The article said: Amateur radio operators enjoy personal (and often worldwide) wireless communications with each other and are able to support their communities with emergency and disaster communications if necessary, while increasing their personal knowledge of electronics and radio theory. However, proliferation of the Internet and its popularity among youth has caused the decline of amateur radio. In the past five years alone, the number of people holding active ham radio licenses has dropped by 50,000, even though Morse Code is no longer a requirement. Yes, I know, times are changing.

I wonder about the things that are becoming extinct in the United Methodist Church. What things would you put on such a list?

In the meantime, I will continue to pursue the hobby of ham radio. I will continue to love and adore the United Methodist Church.

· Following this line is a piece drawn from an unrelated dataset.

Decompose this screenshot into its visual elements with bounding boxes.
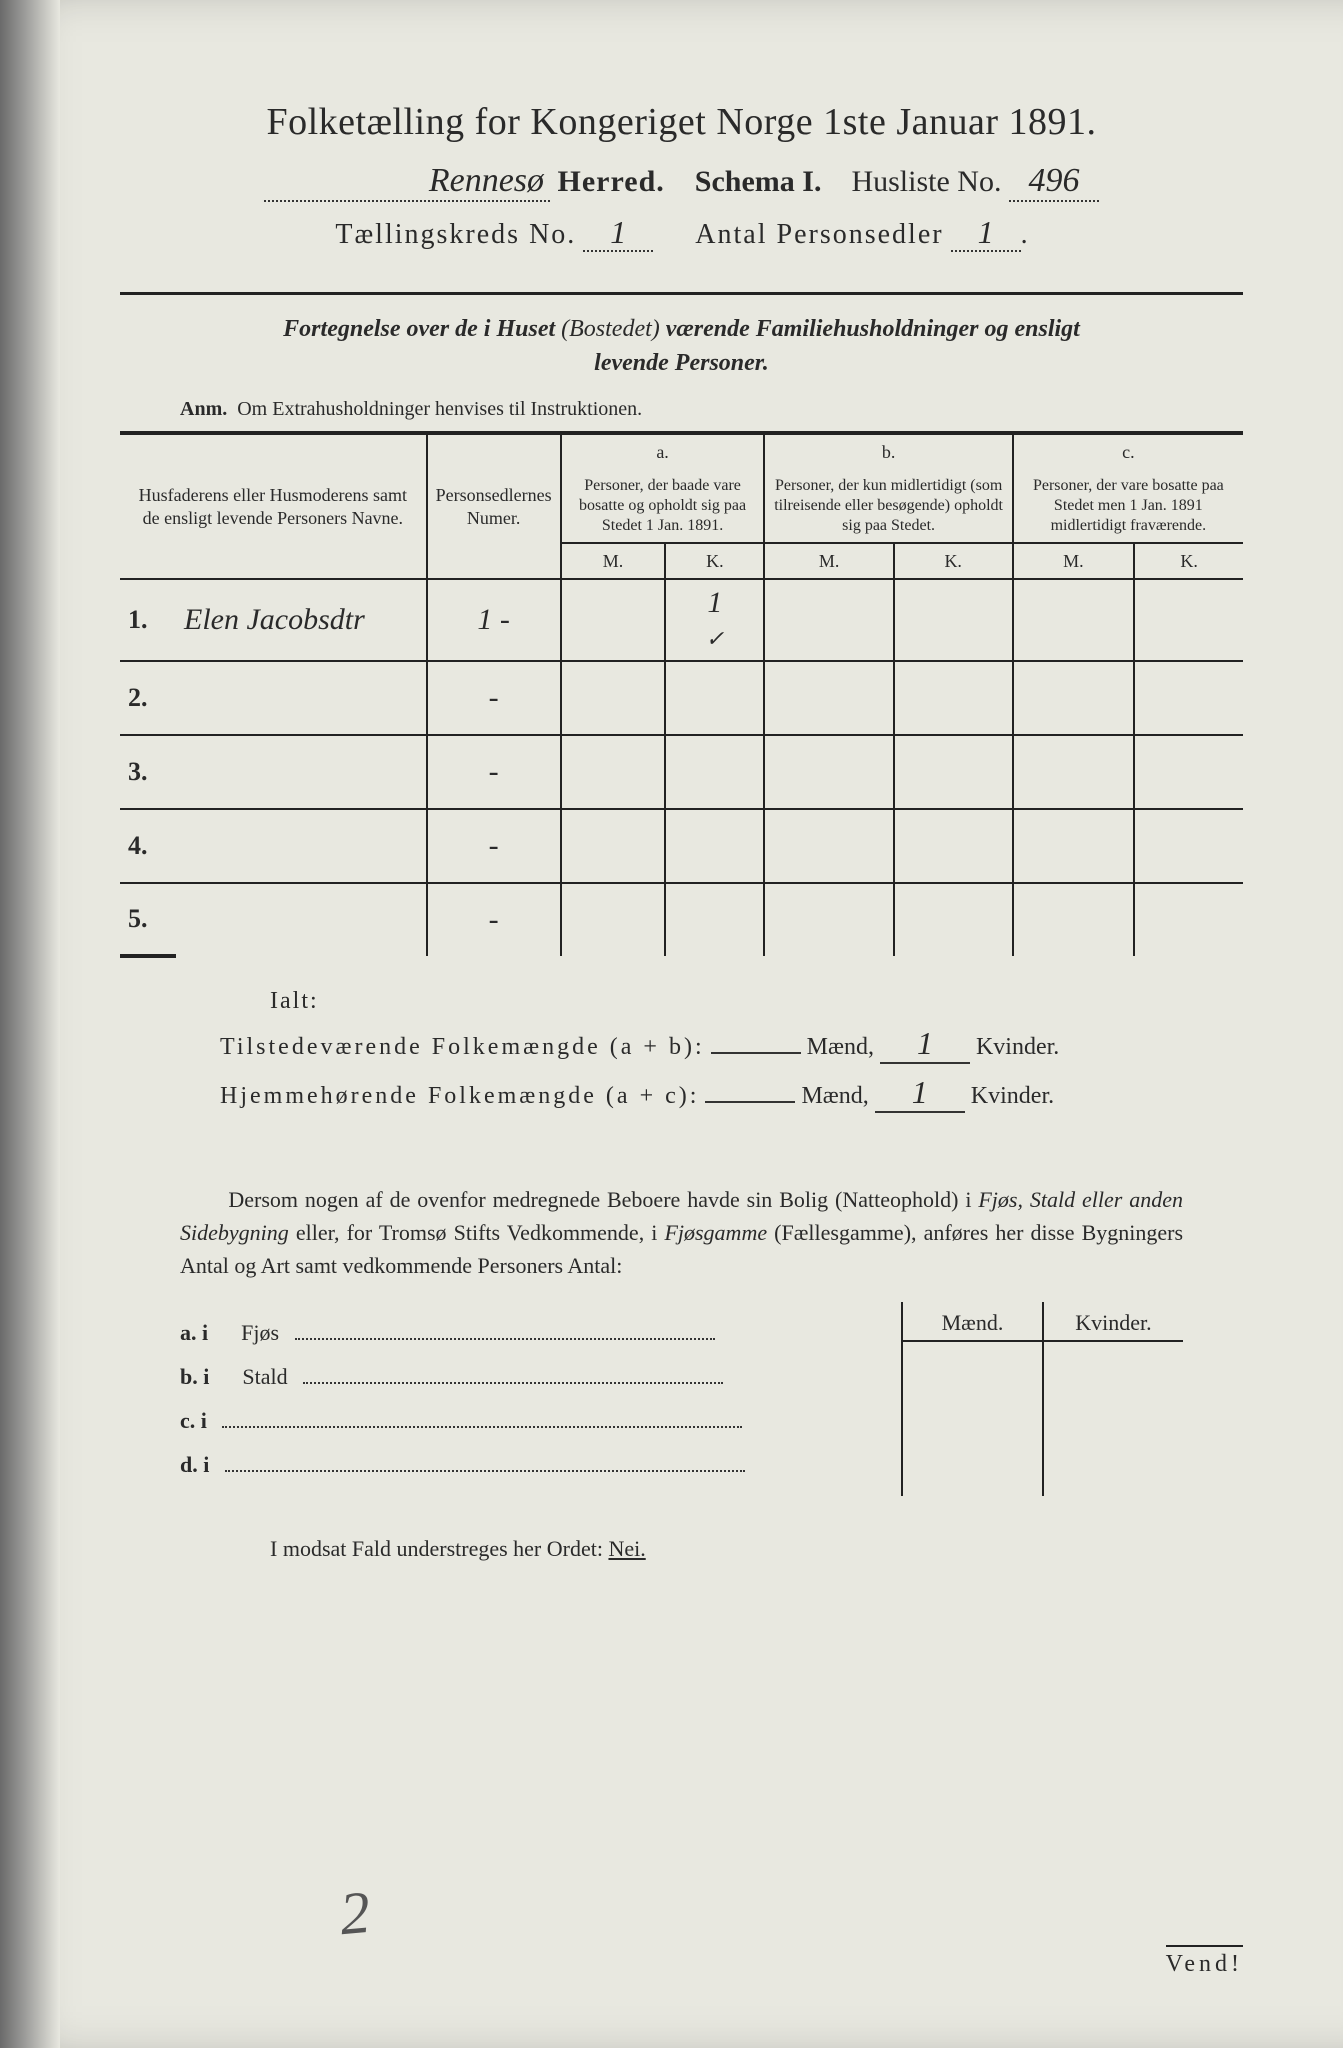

  1. That’s a good topic for church boards/adm. councils to consider. We had what turned into a 3 hour board meeting last month on that very issue, asking the hard question; “Where will this church be in 30 years if we keep doing what we’re doing now?” Many of them had to finally acknowledge the truth that they could very well be “extinct.” That all the effort they gave to build a new facility just 30 years ago could be sold because they lost their sense of mission and call to reach out to those who have never been in church. It began dialogue with high school/college youth who have been leaving the church for a more “youthful” congregation over what needs to change. It was a little contentious at times, but we are stronger for having gotten the issues out on the table for serious prayer, discussion, planning and action.

    I believe the Church of Jesus Christ will always be here. I question whether we choose to hoist the sails and be carried by the winds of the Spirit to where God is moving the Church, or if we will simply strike sail, set anchor and slowly rot by the port.

  2. Bishop,

    Do not give up your ham radio license! As a matter of fact, see if you can recruit someone else; no two people to learn how and become owners of ham radios. Even in today’s world in large scale disasters in the US, the ham radio operator becomes our fall-back when all of the cell phones and land lines go out. The ham radio operators provide a service that few people think about – except during a disaster when they need medical attention and the only people who are able to get a signal out are the ham radio folks.

    I should know, I’m the Arkansas Disaster Coordinator/UMCOR Rep and we have had to rely on ham radio within the last week during our ice storms here. Continue to use your ham radio and when others ask you about it tell them you’ve “got skills”!